If pirates, jousting and chases on horseback no longer appeal to you, you're either way too old or way too boring. Adventure stories may have fallen out of vogue among the 20th century literati who thought the only serious fiction was boring and depressing fiction, but to those born with fire in their bones, adventure stories are the most serious fiction.
Not serious the way existentialists are serious, and certainly not serious the way keeping a stiff upper lip is serious, adventure stories are serious the way Robin Hood is serious—absolutely devoted to protecting the downtrodden, absolutely commited to Maid Marian, absolutely sworn to fight injustice as long as there is a soul in his body, always laughing and always ready for a fight or a feast.

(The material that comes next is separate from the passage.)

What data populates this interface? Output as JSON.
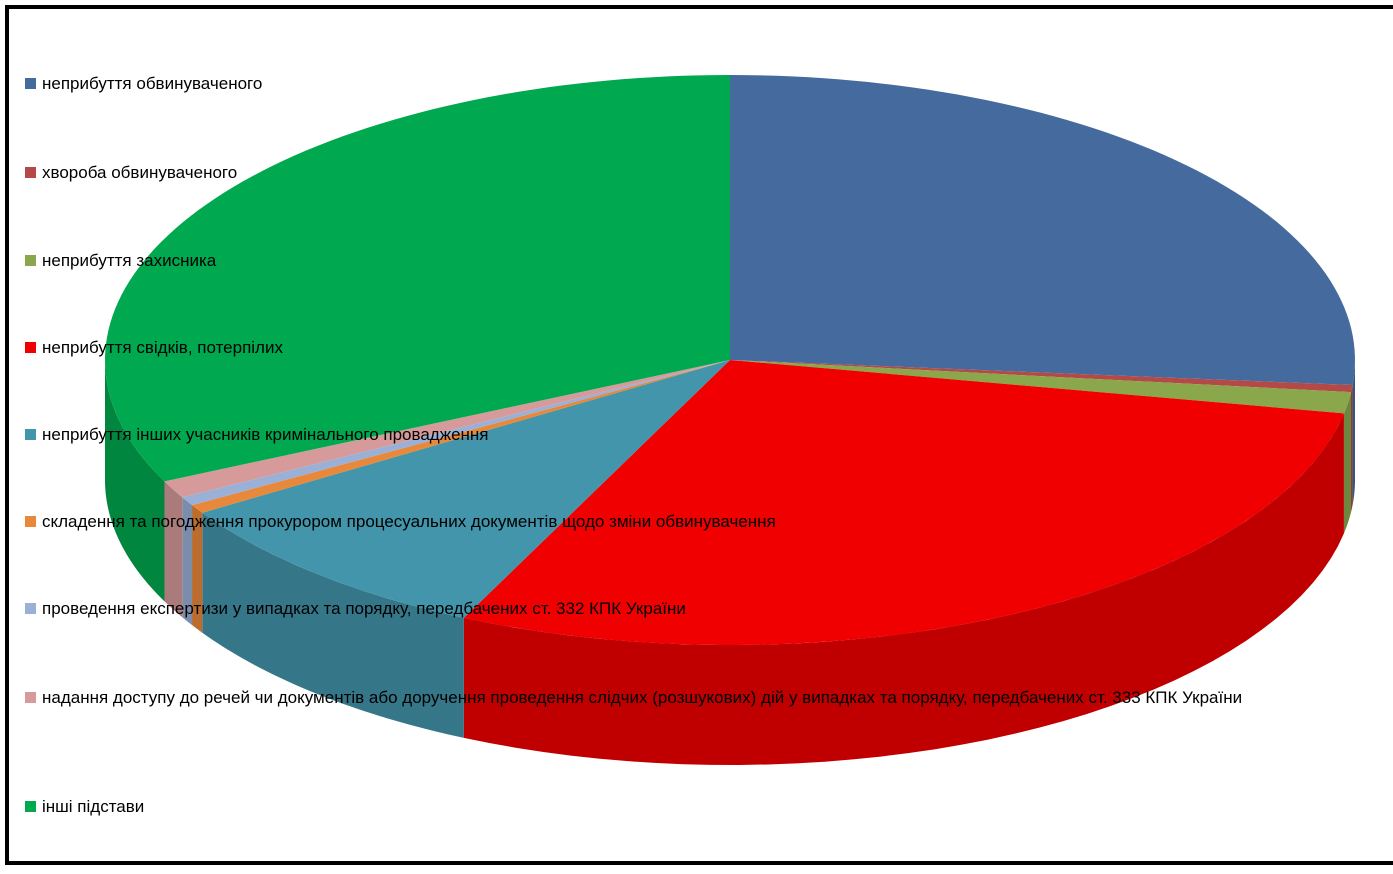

The great Mr. Chesterton wrote adventure stories because they were the best way to express the eternal joy that supported his generous frame. For those raised on Modern Adventure Stories, joy may seem an inappropriate word to describe an increasingly dark genre, but the fault lies with those who think adventures are really just forays into evil rather than with Gilbert Keith.
There's nothing evil about a good adventure. There may be bad guys (there really ought to be bad guys), but if the Good Guy is doing his job there will be a whole lot more of his exploits to talk about than theirs. Because, should he be doing his job, the Hero will be swordfighting, being clever, wooing, chasing and laughing to the detriment of his enemies on every page.
Average people don't have the kind of adventures Heroes in Books have—they have the adventures of Modern Men in Books. But the way to get through the prosaic troubles of daily life isn't to immerse yourself in them when you don't have to, it's to let the really Good Guys demonstrate The Way Out of Problems, and do your best to imitate them when you meet the less dramatic, but no less real, dangers of everyday existence.